Pengertian Zakat Fitrah
Selain disebut dengan nama zakat fitrah, zakat ini juga dikenal sebagai zakat Ramadan, zakat Shoum, dan zakat badan. Membayar zakat tertulis pada rukun Islam yang keempat dan juga dibuktikan oleh sabda Rasulullah di bawah ini.
“Dari Ibnu Umar radhiallahuanhuma sesungguhnya Rasulullah Shallallahu’alaihi wasallam bersabda: Aku diperintahkan untuk memerangi manusia hingga mereka bersaksi bahwa tidak ada Ilah selain Allah dan bahwa Muhammad adalah Rasulullah, menegakkan shalat, menunaikan zakat. Jika mereka melakukan hal itu maka darah dan harta mereka akan dilindungi kecuali dengan hak Islam dan perhitungan mereka ada pada Allah Subhanahu wata’ala.” (HR. Bukhari no. 25; Muslim no. 22)
Syarat Wajib Zakat Fitrah
Adapun syarat wajib membayar zakat adalah beragama Islam dan merdeka, menemui dua waktu diantara bulan Ramadhan dan Syawal walaupun hanya sesaat, dan mempunyai harta yang lebih dari pada kebutuhannya sehari-hari untuk dirinya dan orang-orang di bawah tanggungan pada hari raya dan malamnya.
Sedangkan, yang tidak wajib membayar zakat adalah sebagai berikut.

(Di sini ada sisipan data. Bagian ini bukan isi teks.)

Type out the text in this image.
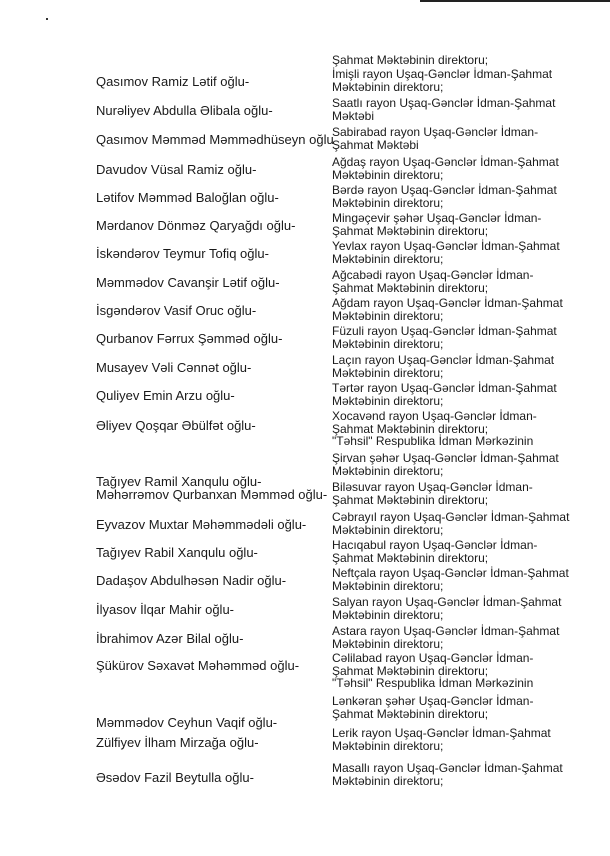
Şahmat Məktəbinin direktoru;
Qasımov Ramiz Lətif oğlu-	İmişli rayon Uşaq-Gənclər İdman-Şahmat
Məktəbinin direktoru;
Nurəliyev Abdulla Əlibala oğlu-	Saatlı rayon Uşaq-Gənclər İdman-Şahmat
Məktəbi
Qasımov Məmməd Məmmədhüseyn oğlu
Sabirabad rayon Uşaq-Gənclər İdman-
Şahmat Məktəbi
Davudov Vüsal Ramiz oğlu-	Ağdaş rayon Uşaq-Gənclər İdman-Şahmat
Məktəbinin direktoru;
Lətifov Məmməd Baloğlan oğlu-	Bərdə rayon Uşaq-Gənclər İdman-Şahmat
Məktəbinin direktoru;
Mərdanov Dönməz Qaryağdı oğlu-	Mingəçevir şəhər Uşaq-Gənclər İdman-
Şahmat Məktəbinin direktoru;
İskəndərov Teymur Tofiq oğlu-	Yevlax rayon Uşaq-Gənclər İdman-Şahmat
Məktəbinin direktoru;
Məmmədov Cavanşir Lətif oğlu-	Ağcabədi rayon Uşaq-Gənclər İdman-
Şahmat Məktəbinin direktoru;
İsgəndərov Vasif Oruc oğlu-	Ağdam rayon Uşaq-Gənclər İdman-Şahmat
Məktəbinin direktoru;
Qurbanov Fərrux Şəmməd oğlu-	Füzuli rayon Uşaq-Gənclər İdman-Şahmat
Məktəbinin direktoru;
Musayev Vəli Cənnət oğlu-	Laçın rayon Uşaq-Gənclər İdman-Şahmat
Məktəbinin direktoru;
Quliyev Emin Arzu oğlu-	Tərtər rayon Uşaq-Gənclər İdman-Şahmat
Məktəbinin direktoru;
Əliyev Qoşqar Əbülfət oğlu-
Xocavənd rayon Uşaq-Gənclər İdman-
Şahmat Məktəbinin direktoru;
"Təhsil" Respublika İdman Mərkəzinin
Tağıyev Ramil Xanqulu oğlu-
Şirvan şəhər Uşaq-Gənclər İdman-Şahmat
Məktəbinin direktoru;
Məhərrəmov Qurbanxan Məmməd oğlu- Biləsuvar rayon Uşaq-Gənclər İdman-
Şahmat Məktəbinin direktoru;
Eyvazov Muxtar Məhəmmədəli oğlu- Cəbrayıl rayon Uşaq-Gənclər İdman-Şahmat
Məktəbinin direktoru;
Tağıyev Rabil Xanqulu oğlu-	Hacıqabul rayon Uşaq-Gənclər İdman-
Şahmat Məktəbinin direktoru;
Dadaşov Abdulhəsən Nadir oğlu-	Neftçala rayon Uşaq-Gənclər İdman-Şahmat
Məktəbinin direktoru;
İlyasov İlqar Mahir oğlu-	Salyan rayon Uşaq-Gənclər İdman-Şahmat
Məktəbinin direktoru;
İbrahimov Azər Bilal oğlu-	Astara rayon Uşaq-Gənclər İdman-Şahmat
Məktəbinin direktoru;
Şükürov Səxavət Məhəmməd oğlu-	Cəlilabad rayon Uşaq-Gənclər İdman-
Şahmat Məktəbinin direktoru;
"Təhsil" Respublika İdman Mərkəzinin
Məmmədov Ceyhun Vaqif oğlu-
Lənkəran şəhər Uşaq-Gənclər İdman-
Şahmat Məktəbinin direktoru;
Zülfiyev İlham Mirzağa oğlu-
Lerik rayon Uşaq-Gənclər İdman-Şahmat
Məktəbinin direktoru;
Əsədov Fazil Beytulla oğlu-
Masallı rayon Uşaq-Gənclər İdman-Şahmat
Məktəbinin direktoru;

- Orang yang meninggal sebelum terbenam matahari pada akhir Ramadan
- Anak yang lahir selepas terbenam matahari pada akhir Ramadan,
- Orang yang baru memeluk agama Islam sesudah matahari terbenam pada akhir Ramadan
- Tanggungan istri yang baru saja dinikahi selepas matahari terbenam pada akhir Ramadan
Jadi, zakat fitrah ini bermanfaat untuk membersihkan harta benda kita dan juga sebagai pelengkap ibadah puasa kita pada bulan suci Ramadan.